Cheers for that, i never actually added saturation to these although a tiny bit of vibrance on the sky but very little. I think the colour of the rocks give the impression I have over cooked but im afraid that was the colour of the rocks on the day. Appreciate you opinion though :thumb:


----------



## Gruffs (Dec 10, 2007)

A post that makes you go "oooh, lovely".

Number 3 is my favourite but they are all excellent. 

Nice job Mr.Mike.


----------



## mike3043 (Mar 28, 2010)

These are some good photos.


----------



## Mr Mike (Oct 2, 2007)

Gruffs said:


> A post that makes you go "oooh, lovely".
> 
> Number 3 is my favourite but they are all excellent.
> 
> Nice job Mr.Mike.


Glad you like them and thanks for the comments



mike3043 said:


> These are some good photos.


Cheers


----------



## ToddyE46 (Jul 24, 2009)

You have a talent the Mr Mike, cracking shots.


----------



## Mr Mike (Oct 2, 2007)

ToddyE46 said:


> You have a talent the Mr Mike, cracking shots.
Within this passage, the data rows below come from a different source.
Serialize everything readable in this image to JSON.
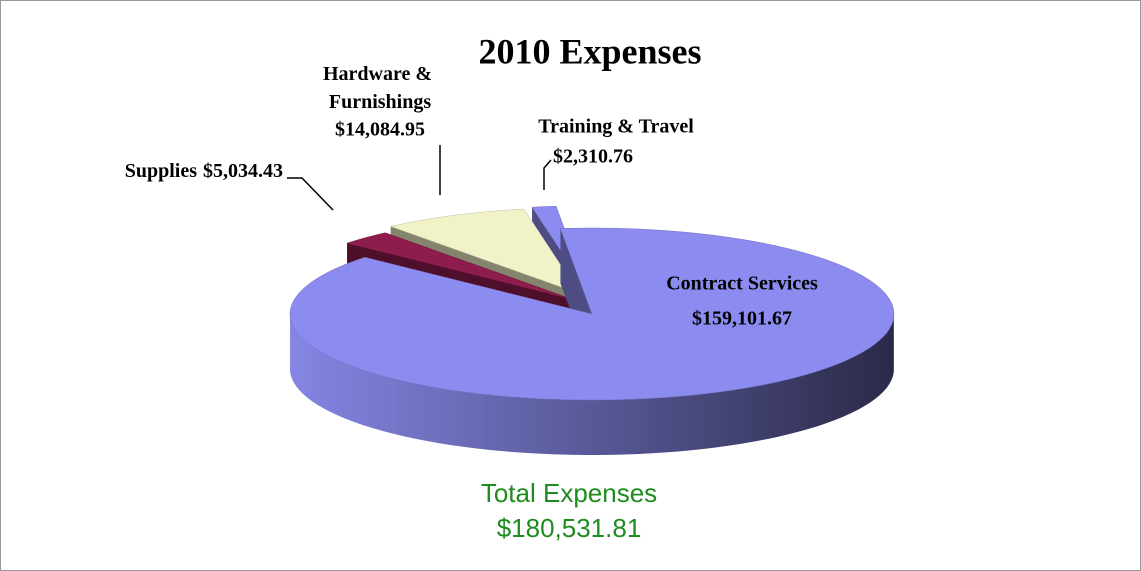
{
  "chart_data": {
    "type": "pie3d",
    "title": "2010 Expenses",
    "categories": [
      "Contract Services",
      "Supplies",
      "Hardware & Furnishings",
      "Training & Travel"
    ],
    "values": [
      159101.67,
      5034.43,
      14084.95,
      2310.76
    ],
    "value_labels": [
      "$159,101.67",
      "$5,034.43",
      "$14,084.95",
      "$2,310.76"
    ],
    "colors": [
      "#8c8cf0",
      "#8e1c4c",
      "#f2f2c8",
      "#8c8cf0"
    ],
    "annotation": [
      "Total Expenses",
      "$180,531.81"
    ]
  }
}
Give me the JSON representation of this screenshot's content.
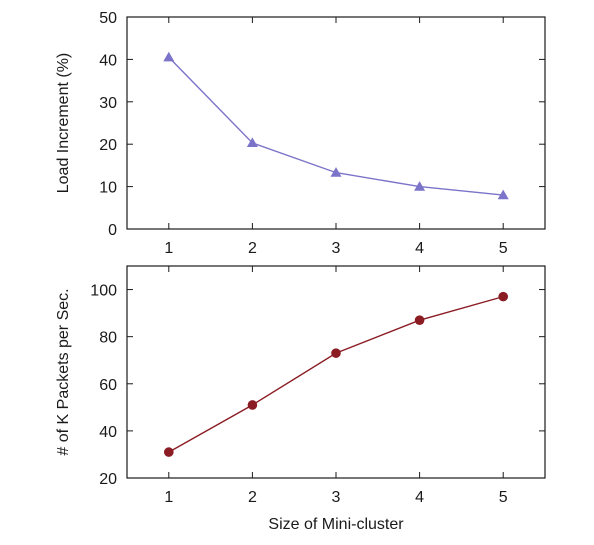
{
  "chart_data": [
    {
      "type": "line",
      "title": "",
      "xlabel": "",
      "ylabel": "Load Increment (%)",
      "x": [
        1,
        2,
        3,
        4,
        5
      ],
      "xticks": [
        "1",
        "2",
        "3",
        "4",
        "5"
      ],
      "xlim": [
        0.5,
        5.5
      ],
      "ylim": [
        0,
        50
      ],
      "yticks": [
        "0",
        "10",
        "20",
        "30",
        "40",
        "50"
      ],
      "grid": false,
      "legend": "none",
      "series": [
        {
          "values": [
            40.5,
            20.3,
            13.3,
            10.0,
            8.0
          ],
          "color": "#7b74c9",
          "marker": "triangle"
        }
      ]
    },
    {
      "type": "line",
      "title": "",
      "xlabel": "Size of Mini-cluster",
      "ylabel": "# of K Packets per Sec.",
      "x": [
        1,
        2,
        3,
        4,
        5
      ],
      "xticks": [
        "1",
        "2",
        "3",
        "4",
        "5"
      ],
      "xlim": [
        0.5,
        5.5
      ],
      "ylim": [
        20,
        110
      ],
      "yticks": [
        "20",
        "40",
        "60",
        "80",
        "100"
      ],
      "grid": false,
      "legend": "none",
      "series": [
        {
          "values": [
            31,
            51,
            73,
            87,
            97
          ],
          "color": "#8b1c24",
          "marker": "circle"
        }
      ]
    }
  ]
}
Thanks, im trying hard and learning slowly but defo heading the right direction :thumb:


----------



## slim_boy_fat (Jun 23, 2006)

You're not apprenticed to Colin Baxter are you?  :thumb:


----------



## Mr Mike (Oct 2, 2007)

slim_boy_fat said:


> You're not apprenticed to Colin Baxter are you?  :thumb:


I wish i was as i would learn how to take a decent photo consistantly lol


----------